The U.S. trade deficit shrunk just over 1% in April to $55.88B after expanding nearly 3% the previous month. The latest reading barely missed the forecast of -$56.20B. Compared to a year ago, the trade deficit is 7.4% smaller.

The U.S. international trade in goods and services, also known as the FT-900, is published monthly by the Bureau of Economic Analysis with data going back to 1992. The monthly reports include revisions that go back several months. This trade balance measures the difference in value between imported and exported goods and services.
Here is an excerpt from the latest report:
The U.S. monthly international trade deficit decreased in April 2026 according to the U.S. Bureau of Economic Analysis and the U.S. Census Bureau. The deficit decreased from $56.6 billion in March (revised) to $55.9 billion in April, as exports increased more than imports. The goods deficit decreased $2.4 billion in April to $83.7 billion. The services surplus decreased $1.7 billion in April to $27.8 billion.

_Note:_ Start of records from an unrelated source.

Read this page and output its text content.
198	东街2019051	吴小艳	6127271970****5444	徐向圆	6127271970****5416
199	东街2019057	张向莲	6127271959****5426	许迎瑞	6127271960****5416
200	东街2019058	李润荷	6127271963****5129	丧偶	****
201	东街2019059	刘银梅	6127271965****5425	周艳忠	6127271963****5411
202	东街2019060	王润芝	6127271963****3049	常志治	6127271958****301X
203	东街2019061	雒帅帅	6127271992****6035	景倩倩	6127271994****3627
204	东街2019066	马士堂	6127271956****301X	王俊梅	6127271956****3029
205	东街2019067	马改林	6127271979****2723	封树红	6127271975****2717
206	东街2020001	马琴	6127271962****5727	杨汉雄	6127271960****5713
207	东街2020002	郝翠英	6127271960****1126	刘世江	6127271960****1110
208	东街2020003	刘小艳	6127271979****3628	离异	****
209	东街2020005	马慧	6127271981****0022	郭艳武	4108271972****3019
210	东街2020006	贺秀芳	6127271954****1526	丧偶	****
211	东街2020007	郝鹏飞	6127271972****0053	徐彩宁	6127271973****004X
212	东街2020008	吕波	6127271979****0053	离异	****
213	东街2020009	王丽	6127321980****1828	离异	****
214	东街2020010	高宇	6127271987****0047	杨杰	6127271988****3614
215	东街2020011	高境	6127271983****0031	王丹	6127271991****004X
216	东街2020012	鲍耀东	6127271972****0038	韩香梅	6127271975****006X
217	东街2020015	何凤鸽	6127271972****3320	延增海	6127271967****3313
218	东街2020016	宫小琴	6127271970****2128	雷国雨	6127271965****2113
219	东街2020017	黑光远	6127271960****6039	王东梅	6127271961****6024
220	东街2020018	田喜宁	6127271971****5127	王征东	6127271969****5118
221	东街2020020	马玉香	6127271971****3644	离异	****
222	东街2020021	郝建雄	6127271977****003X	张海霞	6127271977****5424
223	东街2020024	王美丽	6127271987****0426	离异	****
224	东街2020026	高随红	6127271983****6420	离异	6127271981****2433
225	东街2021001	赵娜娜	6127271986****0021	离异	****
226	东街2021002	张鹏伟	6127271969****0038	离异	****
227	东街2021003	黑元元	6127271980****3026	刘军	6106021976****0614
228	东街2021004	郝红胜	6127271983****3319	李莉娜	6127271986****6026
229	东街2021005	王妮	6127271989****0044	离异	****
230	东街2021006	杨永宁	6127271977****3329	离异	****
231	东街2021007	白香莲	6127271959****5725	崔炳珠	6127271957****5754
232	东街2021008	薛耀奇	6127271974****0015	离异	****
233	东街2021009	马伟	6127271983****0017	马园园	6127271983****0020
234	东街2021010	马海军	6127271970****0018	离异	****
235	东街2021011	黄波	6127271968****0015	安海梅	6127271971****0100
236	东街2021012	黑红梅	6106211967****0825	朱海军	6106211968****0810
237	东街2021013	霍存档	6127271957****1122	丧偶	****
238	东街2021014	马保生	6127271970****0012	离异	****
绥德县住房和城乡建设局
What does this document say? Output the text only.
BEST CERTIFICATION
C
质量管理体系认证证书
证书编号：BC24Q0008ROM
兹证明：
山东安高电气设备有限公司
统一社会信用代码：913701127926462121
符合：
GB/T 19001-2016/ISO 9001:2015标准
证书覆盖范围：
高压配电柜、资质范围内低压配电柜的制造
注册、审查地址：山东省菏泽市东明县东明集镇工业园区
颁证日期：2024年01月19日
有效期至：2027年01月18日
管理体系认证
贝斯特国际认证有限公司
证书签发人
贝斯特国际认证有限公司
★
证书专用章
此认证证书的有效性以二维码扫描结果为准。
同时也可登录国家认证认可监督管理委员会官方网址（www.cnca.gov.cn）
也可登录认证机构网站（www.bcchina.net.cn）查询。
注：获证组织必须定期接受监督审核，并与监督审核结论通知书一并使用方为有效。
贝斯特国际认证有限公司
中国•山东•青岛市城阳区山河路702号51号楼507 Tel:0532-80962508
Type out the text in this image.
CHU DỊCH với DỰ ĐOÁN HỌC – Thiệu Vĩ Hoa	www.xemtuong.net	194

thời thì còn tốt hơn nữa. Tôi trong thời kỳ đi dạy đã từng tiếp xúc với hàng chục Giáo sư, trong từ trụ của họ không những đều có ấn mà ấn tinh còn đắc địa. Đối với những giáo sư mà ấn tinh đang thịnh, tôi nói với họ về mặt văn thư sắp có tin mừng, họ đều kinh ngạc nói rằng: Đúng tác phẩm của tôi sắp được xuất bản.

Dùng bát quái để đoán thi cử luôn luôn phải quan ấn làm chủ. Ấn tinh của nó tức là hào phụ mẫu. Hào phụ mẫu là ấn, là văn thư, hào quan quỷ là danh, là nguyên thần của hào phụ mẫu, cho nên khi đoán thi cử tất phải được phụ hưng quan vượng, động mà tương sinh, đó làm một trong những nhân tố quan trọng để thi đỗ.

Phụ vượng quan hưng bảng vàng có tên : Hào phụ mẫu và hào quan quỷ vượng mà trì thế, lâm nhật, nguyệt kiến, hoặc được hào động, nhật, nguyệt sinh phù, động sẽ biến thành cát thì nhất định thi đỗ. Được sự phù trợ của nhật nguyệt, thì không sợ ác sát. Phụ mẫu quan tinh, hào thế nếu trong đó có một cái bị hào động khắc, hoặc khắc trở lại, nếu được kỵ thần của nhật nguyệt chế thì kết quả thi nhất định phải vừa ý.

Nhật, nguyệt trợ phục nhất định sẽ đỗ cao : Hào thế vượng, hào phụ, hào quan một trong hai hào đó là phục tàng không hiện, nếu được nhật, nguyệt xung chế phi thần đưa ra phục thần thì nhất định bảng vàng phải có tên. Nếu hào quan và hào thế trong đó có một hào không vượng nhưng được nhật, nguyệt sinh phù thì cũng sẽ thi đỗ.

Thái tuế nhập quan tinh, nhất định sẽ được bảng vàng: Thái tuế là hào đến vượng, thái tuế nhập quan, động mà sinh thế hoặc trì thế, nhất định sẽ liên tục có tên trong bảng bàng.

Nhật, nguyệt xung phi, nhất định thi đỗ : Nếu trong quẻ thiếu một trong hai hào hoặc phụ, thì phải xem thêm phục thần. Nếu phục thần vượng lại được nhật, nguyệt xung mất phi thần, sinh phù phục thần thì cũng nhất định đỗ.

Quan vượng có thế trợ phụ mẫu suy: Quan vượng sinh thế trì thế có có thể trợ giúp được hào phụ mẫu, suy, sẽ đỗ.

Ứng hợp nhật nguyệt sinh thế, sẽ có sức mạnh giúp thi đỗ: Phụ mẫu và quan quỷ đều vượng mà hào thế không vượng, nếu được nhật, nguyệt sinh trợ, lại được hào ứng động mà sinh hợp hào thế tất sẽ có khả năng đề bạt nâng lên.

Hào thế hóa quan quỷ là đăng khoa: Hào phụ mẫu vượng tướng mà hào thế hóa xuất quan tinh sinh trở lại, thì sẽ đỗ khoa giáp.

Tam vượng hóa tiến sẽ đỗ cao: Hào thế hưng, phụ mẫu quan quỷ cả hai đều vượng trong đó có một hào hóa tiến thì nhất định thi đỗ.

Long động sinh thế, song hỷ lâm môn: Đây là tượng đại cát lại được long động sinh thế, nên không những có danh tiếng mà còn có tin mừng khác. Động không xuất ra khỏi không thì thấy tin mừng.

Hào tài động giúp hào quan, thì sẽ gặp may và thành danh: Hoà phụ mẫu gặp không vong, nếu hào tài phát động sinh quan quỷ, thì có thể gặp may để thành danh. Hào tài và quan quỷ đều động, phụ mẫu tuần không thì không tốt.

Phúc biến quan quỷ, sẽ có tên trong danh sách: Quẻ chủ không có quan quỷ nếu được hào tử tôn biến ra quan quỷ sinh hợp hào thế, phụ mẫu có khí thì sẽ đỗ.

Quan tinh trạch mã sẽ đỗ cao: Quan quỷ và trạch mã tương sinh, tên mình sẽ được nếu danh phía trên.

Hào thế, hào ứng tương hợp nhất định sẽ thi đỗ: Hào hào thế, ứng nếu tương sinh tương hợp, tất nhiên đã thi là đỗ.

This indicator is somewhat volatile, with an 9.2% absolute average monthly change. The latest data point saw a 1.2% month-over-month change. Here is a snapshot that includes the six-month moving average which gives a better sense of the overall trend. The latest six-month moving average is at -$60.26B.

As mentioned earlier, the trade balance measures the difference in value between imported and exported goods and services. In April, imports were up $8.33 billion (2.6%) to $327.10B. Meanwhile, exports increased by $7.62 billion (2.0%) to $382.98B. Since exports increased more than imports, the trade deficit decreased.